HATIRLADI VE ÜRPERDİ
1993 yılının ilk günleriydi. Birkaç hafta sonra 24 Ocak 1993 günü patlayan o bombadan sonra A., gördüğü o dürbünlü odadaki pencerenin Uğur Mumcu'nun evinin ve havaya uçurulan aracının bulunduğu Karlı Sokak'a tam tepeden baktığını hatırlayarak ürperdi.
Suikast Türkiye'yi ayağa kaldırmıştı. Aradan geçen 15 yılda soruşturmalar, yargılamalar birbirini izledi. Mumcu cinayetinin failleri olarak hüküm giyenler oldu. Ancak "Gölge Ordu"dan, onun faaliyetlerinden en çok söz eden gazeteciyi öldürenler "gölgede" kalmayı başardı.
UZAKTAN KUMANDA MI
Mumcu, 24 Ocak Pazar günü saat 13.15 sıralarında, Karlı Sokak'ta otomobiline binerken meydana gelen patlamada hayatını kaybetti. Polise göre Mumcu otomobilinin kapısını açıp, şoför koltuğuna oturduğu anda, vitesi boşa alırken bomba mekanizması harekete geçmiş ve patlama olmuştu. Ancak otomobilin tavanı sökülürken, Mumcu'nun gözlüklerinin kırılmamış olması, otomobilinin anahtarlarının dışarıda bulunması farklı ihtimalleri de gündeme getiriyordu. Üç patlamadan söz eden Güldal Mumcu uzaktan kumandayla patlatılma ihtimalinin göz ardı edildiğini söylüyordu.
GÖZLENMİŞ OLMALIYDI
Ne olursa olsun, araca yaklaşık 2 kiloluk RDX içeren C4 tipi plastik patlayıcıyı yerleştirenler, Mumcu'nun ne zaman geldiğini, ne zaman gittiğini, otomobilini nereye park ettiğini gözlemiş olmalıydı. Ancak polis, sanki adet yerini bulsun diye soruşturma yaptı, pek çok tanıkla, çevrede oturan pek çok kişiyle görüşmedi, araştırmadı... Mumcu ailesi, eksiklerle ilgili girişimlerinde pek çok defa "devlet" direnciyle karşılaştı.
ŞİRKETİN KURUCULARI KİM
Eskİ adıyla Gazi Osman Paşa Bulvarı'nın sonuna düşen bu binalar neredeyse bir uçurumun yamacına kurulmuştu.

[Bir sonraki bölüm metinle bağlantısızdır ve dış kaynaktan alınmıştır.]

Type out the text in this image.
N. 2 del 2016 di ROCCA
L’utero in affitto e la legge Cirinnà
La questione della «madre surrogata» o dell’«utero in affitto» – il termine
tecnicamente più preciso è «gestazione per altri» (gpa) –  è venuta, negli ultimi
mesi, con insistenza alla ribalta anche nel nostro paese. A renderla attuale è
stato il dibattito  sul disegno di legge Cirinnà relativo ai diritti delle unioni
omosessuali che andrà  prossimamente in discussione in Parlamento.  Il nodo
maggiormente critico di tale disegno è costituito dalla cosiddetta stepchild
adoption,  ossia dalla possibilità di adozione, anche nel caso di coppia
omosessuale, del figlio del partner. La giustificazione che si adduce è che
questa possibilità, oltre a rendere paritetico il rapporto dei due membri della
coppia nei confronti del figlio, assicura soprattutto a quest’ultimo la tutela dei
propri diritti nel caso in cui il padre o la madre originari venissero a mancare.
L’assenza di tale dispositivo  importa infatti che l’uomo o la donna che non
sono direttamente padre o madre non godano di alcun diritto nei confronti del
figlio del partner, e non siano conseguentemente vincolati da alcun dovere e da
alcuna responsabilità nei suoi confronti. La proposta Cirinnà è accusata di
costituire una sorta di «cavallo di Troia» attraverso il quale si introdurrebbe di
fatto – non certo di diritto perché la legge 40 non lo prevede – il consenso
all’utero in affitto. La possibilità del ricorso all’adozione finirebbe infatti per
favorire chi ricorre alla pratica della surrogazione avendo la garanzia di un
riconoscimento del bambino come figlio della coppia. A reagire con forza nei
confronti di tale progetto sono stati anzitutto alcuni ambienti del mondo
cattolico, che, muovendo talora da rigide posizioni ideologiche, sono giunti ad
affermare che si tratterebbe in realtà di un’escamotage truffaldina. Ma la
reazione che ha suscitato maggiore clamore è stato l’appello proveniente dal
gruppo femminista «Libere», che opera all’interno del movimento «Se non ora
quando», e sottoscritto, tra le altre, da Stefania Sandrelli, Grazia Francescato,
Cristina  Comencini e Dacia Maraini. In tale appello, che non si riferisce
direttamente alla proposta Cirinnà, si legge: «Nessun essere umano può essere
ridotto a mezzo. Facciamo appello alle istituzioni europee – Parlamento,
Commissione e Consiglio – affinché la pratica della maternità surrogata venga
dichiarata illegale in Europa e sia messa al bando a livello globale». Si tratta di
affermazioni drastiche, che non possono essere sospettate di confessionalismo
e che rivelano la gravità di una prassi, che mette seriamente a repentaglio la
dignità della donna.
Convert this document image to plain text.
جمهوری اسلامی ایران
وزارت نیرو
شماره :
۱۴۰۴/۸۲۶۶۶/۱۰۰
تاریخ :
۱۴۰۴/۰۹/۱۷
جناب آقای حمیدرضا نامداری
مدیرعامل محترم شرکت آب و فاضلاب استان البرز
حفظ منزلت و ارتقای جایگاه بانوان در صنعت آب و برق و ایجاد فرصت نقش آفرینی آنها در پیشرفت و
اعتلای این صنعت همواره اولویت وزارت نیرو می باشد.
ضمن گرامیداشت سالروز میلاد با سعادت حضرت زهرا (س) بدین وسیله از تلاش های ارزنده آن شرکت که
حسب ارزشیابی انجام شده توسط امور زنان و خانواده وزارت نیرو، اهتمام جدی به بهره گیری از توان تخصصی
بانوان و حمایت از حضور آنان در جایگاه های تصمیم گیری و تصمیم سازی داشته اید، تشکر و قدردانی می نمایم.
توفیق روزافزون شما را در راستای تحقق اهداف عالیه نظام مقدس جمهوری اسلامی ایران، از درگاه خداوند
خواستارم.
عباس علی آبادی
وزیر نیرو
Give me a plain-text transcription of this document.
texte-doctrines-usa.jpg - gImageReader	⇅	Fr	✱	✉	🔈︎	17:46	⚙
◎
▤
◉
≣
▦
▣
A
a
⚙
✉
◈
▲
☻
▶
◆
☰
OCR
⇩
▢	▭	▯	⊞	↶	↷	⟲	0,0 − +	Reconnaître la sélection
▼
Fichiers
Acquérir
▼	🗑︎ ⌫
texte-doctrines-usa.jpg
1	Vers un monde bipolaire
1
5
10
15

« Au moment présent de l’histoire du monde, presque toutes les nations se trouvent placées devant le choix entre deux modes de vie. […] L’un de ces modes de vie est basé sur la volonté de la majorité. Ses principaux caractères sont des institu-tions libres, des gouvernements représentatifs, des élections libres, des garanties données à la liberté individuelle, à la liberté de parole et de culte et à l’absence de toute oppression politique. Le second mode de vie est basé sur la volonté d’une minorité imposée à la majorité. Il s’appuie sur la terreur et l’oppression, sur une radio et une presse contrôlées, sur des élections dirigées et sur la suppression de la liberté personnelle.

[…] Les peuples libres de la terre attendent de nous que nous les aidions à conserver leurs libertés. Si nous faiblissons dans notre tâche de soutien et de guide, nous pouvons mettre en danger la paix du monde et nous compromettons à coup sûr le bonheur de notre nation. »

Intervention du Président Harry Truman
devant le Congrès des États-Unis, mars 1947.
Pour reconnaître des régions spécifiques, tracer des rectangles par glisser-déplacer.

Bulvar tarafında giriş katları, kot farkı nedeniyle Karlı Sokak tarafında dördüncü, beşinci kat olabiliyordu. Rüzgar Güvenlik, Ticaret Sicili Gazetesi'ne göre 25 Haziran 1993 günü GOP Bulvarı 99 numaralı apartmanın 5 numaralı dairesinde kuruldu. Kurucuları Adnan Özcan ve Hayrettin Gürkan'dı.
GARİP İLİŞKİLER YUMAĞI
Rüzgar Güvenlik, 1990'da kurulan GAB Güvenlik şirketinin sözleşmesini neredeyse kopyalamıştı. Zaten Hayrettin Gürkan da GAB Güvenlik ortaklarından Erdoğan Gürkan'ın kardeşiydi. Adnan Özcan ise, "İrfan Reis" olarak tanınan, bir dönem Alparslan Türkeş'in özel kalem müdürlüğünü yaptığı söylenen İrfan Özcan'ın kardeşiydi.
KİMLER GİRİP ÇIKIYORDU
Her iki güvenlik şirketinin de birbirinden ilginç konukları oldu. Rüzgar Güvenlik Yeşil kod adlı Mahmut Yıldırım, Korkut Eken, Semih Tufan Gülaltay, Nafiz Karacan, Mikail Sarı ve en önemlisi de ölümüne kadar birkaç yerde birden bomba ateşleyebilen "uzaktan kumanda" cihazlarını elinde tutan Cem Ersever‘in de uğrak yeriydi.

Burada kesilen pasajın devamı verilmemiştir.